By   /   Jan 19, 2017

Compared to its predecessors, Street Fighter V has witnessed a rather lackluster adoption rate due to numerous reasons which mostly fall on Capcom. The new installment in the iconic fighting game franchise is now losing its active player-base at an alarming rate.

According to data provided by V-League, over 75 percent of players stopped playing after the first dozen or so matches. Additionally, a large portion of the community which was active at the initial time of release has dropped its controllers entirely.

“It’s [Street Fighter V] not building a community and doesn’t bring fresh blood,” said an official spokesperson to PVP Live. “That’s not good for business, or the players.”

Based on an illustrated chart provided by the data analyst firm, an astonishing number of players are currently ranked below Silver. About 60 percent of the game’s player-base resides in the Rookie tier while close to 40 percent is in Bronze.

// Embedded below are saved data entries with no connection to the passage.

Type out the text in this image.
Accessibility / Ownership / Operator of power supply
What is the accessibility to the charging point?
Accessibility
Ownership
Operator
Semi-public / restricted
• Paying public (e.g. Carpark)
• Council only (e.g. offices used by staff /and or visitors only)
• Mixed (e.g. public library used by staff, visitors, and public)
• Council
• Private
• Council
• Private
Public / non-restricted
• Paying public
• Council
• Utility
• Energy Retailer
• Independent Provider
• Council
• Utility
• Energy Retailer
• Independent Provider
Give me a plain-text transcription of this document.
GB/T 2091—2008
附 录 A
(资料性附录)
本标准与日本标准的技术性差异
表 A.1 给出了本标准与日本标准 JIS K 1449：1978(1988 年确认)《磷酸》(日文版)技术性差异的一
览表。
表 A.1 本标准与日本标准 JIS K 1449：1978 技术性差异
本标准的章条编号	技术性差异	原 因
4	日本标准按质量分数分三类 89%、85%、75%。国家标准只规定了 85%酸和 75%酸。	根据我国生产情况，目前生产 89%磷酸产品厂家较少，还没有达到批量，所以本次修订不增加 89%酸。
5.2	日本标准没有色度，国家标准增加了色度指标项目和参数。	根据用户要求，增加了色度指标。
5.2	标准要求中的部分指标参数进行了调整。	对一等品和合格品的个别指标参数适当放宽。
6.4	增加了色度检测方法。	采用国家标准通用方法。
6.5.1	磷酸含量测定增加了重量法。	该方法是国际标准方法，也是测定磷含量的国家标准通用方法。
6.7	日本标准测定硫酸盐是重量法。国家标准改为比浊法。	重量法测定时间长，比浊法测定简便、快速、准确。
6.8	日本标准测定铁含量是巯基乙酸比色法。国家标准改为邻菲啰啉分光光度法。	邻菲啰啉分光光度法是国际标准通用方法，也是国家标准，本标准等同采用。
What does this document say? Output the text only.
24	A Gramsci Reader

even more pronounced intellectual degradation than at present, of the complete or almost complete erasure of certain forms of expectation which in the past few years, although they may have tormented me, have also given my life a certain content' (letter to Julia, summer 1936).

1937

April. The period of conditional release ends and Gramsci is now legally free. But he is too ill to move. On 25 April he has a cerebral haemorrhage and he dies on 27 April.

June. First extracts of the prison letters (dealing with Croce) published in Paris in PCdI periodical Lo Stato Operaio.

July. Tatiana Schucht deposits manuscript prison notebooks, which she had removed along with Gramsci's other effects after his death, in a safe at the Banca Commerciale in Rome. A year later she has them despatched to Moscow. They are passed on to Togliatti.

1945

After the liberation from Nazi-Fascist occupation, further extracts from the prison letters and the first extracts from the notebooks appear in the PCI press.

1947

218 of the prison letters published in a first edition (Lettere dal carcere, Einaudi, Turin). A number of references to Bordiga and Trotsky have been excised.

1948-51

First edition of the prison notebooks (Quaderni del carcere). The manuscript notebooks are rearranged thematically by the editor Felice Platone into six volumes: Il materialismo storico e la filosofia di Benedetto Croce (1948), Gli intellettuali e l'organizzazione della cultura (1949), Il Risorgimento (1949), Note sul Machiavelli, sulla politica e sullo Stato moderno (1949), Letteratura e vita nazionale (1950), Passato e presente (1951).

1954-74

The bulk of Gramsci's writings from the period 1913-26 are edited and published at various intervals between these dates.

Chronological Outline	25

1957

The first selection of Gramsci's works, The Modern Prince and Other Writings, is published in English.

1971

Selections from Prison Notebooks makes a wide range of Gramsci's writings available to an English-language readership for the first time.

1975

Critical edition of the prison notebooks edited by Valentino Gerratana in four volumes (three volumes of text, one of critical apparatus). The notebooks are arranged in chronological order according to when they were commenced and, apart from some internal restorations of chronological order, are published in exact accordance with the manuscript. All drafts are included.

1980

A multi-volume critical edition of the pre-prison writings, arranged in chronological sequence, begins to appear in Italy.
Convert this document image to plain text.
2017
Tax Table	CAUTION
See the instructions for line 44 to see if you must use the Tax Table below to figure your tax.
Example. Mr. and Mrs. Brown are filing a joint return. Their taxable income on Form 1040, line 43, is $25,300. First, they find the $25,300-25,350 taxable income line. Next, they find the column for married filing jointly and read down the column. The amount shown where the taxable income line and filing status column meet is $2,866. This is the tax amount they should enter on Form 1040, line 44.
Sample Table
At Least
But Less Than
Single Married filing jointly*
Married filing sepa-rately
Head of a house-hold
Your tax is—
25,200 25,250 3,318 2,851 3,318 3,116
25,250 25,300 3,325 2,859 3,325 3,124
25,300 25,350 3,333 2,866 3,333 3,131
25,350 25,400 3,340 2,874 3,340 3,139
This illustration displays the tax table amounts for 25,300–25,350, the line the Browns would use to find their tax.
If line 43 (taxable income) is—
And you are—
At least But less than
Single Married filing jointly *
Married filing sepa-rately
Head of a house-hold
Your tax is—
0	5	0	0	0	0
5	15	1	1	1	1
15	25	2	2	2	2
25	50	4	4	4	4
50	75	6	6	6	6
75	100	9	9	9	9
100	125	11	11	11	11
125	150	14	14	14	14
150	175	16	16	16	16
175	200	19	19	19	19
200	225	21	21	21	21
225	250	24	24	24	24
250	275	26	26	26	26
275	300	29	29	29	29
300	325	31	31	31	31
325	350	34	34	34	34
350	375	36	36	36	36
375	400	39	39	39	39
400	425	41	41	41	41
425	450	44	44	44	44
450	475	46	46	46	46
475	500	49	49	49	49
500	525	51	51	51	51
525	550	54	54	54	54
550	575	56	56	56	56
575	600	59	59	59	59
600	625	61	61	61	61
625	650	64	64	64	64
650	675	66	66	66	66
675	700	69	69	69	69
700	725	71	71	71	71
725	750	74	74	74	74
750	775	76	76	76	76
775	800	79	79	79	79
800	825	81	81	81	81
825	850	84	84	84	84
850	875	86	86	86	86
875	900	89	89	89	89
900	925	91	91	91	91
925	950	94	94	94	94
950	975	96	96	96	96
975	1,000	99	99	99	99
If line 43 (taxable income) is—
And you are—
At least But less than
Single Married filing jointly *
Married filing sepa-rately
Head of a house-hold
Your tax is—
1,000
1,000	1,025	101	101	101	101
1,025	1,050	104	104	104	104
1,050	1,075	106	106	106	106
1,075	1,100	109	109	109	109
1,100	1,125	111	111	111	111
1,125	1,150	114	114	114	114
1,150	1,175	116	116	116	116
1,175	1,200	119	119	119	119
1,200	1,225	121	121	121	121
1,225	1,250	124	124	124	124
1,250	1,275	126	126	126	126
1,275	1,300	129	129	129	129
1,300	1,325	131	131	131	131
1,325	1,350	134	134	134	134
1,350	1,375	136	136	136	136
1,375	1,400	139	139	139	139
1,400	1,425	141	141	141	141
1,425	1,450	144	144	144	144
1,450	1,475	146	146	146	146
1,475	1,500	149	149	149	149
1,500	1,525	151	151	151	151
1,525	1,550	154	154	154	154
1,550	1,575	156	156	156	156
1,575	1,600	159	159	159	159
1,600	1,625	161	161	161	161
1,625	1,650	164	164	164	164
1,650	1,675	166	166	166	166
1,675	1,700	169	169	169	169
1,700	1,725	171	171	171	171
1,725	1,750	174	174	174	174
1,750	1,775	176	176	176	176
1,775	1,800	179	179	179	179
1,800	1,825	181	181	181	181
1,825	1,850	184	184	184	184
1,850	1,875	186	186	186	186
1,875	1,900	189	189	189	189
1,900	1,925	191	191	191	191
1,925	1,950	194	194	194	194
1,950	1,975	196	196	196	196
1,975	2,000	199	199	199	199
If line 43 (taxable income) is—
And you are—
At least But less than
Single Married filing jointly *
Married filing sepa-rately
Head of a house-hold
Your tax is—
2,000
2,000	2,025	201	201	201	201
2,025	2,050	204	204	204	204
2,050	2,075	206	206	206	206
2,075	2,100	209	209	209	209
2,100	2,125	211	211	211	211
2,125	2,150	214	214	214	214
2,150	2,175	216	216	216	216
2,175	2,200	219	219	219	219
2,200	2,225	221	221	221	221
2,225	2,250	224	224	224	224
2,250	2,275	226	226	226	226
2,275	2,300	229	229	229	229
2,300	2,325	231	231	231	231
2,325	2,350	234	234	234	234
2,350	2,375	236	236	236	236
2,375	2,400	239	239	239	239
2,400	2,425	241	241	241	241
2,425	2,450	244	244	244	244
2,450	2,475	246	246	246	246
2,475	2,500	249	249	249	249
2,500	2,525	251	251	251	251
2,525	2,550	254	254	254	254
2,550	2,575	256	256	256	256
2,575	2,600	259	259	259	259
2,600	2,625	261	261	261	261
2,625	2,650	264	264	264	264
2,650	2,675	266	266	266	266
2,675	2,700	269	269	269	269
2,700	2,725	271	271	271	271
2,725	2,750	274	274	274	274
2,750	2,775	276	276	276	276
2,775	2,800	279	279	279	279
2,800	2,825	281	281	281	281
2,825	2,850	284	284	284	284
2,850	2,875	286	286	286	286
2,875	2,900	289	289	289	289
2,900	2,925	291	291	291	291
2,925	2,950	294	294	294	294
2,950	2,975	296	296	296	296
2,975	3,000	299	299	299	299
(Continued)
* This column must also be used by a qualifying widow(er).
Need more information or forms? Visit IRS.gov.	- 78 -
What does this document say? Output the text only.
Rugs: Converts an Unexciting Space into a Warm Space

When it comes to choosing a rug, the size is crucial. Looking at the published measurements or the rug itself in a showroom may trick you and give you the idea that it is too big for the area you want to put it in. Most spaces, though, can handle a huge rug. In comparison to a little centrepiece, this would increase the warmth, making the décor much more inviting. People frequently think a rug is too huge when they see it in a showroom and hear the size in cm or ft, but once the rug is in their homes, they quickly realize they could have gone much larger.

It’s highly speculated that new players are finding it extremely difficult to understand the game. Street Fighter V is already subject to mounting criticism regarding its ranking system, matchmaking, and an unstable online network. However, it appears that newcomers are also struggling to find any lasting appeal that convinces them to stay. This is concerning for both the player-base and Capcom.

Street Fighter V was pushed last year with the sole goal of creating a thriving esports circle. If the active player-base is leaving and newcomers are turning away, Street Fighter V will never manage to create a bolstering community which is essential to not only every online game but also for a healthy competitive environment.

We’re into the second season of Street Fighter V. Last month, Capcom introduced new measures to battle rage-quitters. Such players are now labelled with a new skull icon and are only matched against similar salty opponents. Additionally, rage-quitters face severe League Point reduction and temporary matchmaking restrictions.